His concern? Patients receiving higher doses than 200 MME will still be subject to a “hard edit,” which would probably trigger a prior authorization discussion with someone at CMS, someone who is likely not to be a healthcare provider.

He said he is not ready to call this a victory for patients in pain.

“Pharmacists will be able to exercise their professional judgment when making their decisions, and the current climate suggests that many may pass the final decision along to CMS; our pharmacy at the cancer center is likely to be an exception (so this will help me a little bit),” he wrote. It will all depend on how it is implemented, and he is still anticipating "more trouble than before for cancer patients seeking to fill their opioid prescriptions."

A CMS official said it is their “expectation” that insurers would “implement a real-time opioid care coordination safety edit based on a cumulative dosage threshold the time of dispensing as a proactive step to engage both patients and prescribers about overdose risk and prevention.” The official language in the CMS announcement reads, "We also recommend that beneficiaries who are residents of a long-term care facility, in hospice care or receiving palliative or end-of-life care, or being treated for active cancer-related pain are excluded from these interventions."

Kollas’ other concern is that CMS has given “regulatory strength” to the 2016 CDC guidelines on opioids, which he said “were not meant to be equally applied to all patients with chronic pain” and are not based in science.

In his work with patients in his palliative care outpatient center, he surveyed 250 and found that 54% have experienced stigma at a pharmacy counter trying to fill a prescription, and 75% have had issues trying to get a prescription filled.

What happens next, he said, is that patients will have poor pain control while they wait for a prior authorization (PA) to go through.
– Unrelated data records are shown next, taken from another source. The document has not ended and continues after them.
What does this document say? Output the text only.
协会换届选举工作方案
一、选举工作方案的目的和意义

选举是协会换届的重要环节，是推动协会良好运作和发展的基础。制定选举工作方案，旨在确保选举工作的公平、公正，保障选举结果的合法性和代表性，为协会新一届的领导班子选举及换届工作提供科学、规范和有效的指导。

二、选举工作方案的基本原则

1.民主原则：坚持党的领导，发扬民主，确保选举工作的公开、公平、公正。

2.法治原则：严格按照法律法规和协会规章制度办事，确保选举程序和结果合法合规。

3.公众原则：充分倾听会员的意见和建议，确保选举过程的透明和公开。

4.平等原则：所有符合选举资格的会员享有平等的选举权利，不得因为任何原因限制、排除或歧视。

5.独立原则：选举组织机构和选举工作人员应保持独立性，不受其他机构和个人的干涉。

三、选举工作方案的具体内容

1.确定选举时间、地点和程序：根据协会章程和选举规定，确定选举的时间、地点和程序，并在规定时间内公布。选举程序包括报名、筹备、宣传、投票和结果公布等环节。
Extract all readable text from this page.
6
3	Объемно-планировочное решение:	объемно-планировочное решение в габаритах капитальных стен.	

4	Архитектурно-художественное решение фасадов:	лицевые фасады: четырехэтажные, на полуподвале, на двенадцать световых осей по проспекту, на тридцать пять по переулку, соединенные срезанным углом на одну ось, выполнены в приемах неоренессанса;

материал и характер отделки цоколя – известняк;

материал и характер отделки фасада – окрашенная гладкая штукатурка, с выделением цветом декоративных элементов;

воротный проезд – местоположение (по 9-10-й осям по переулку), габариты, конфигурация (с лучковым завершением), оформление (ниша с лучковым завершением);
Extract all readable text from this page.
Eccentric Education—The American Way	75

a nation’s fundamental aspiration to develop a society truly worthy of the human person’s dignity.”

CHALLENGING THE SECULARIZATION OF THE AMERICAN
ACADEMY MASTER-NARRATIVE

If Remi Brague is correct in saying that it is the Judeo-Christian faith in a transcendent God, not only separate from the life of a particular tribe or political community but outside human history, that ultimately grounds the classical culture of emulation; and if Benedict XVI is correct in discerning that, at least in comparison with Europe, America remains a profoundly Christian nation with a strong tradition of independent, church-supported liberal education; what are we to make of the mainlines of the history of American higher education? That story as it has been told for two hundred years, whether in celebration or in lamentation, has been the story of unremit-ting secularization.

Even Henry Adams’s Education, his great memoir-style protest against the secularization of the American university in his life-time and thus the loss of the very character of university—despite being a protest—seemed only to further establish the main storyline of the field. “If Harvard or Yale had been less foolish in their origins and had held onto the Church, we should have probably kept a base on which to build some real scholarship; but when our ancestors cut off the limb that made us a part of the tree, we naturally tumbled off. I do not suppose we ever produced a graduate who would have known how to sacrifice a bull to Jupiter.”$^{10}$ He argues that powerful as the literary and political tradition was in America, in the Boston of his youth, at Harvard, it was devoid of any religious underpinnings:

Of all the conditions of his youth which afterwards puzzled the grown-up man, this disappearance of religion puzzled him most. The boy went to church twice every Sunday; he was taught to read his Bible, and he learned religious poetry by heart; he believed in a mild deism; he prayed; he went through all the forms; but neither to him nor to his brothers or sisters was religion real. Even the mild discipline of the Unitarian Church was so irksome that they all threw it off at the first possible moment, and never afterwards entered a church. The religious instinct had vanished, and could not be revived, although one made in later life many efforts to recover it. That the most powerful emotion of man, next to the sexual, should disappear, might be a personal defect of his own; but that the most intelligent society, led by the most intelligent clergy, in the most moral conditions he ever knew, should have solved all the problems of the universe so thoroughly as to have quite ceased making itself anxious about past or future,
Kollas has 1.5 full-time equivalent nurses dedicated to dealing with PAs, which can take anywhere from 15 minutes on the phone to 6 hours.

In rural northern California, the majority of the patients that Michael Fratkin, MD, president and founder of a palliative care organization called ResolutionCare, cares for are on Medicaid. He has similar concerns and called for a “carve-out” of patients in palliative care.

Additionally, both Kollas and Fratkin expressed frustration with what happens when pharmacies do not have painkillers in stock, due to manufacturing limits on the number of opioids that can be produced.

The changing policies on opioids are leaving many patients in the lurch and suffering from withdrawal, “which are essentially sending them to the street to use,” said Fratkin.

And instead of using well thought-out interventions to address a substance use disorder problem, there is “reactivity and victim blaming,” he said.

“In the absence of thoughtful resources to support substance abuse treatment, pushing the problem underground may make the healthcare system feel a little bit better but it won’t move the bar on reducing the terrible impact of opiate addiction in our society,” said Fratkin.

Changing the supply side of opioids, creating a negative impact for patient care, doesn’t change the motivation of someone who has gone on to develop a substance use disorder, he said.

“This is not politics,” Fratkin said. "This is human suffering."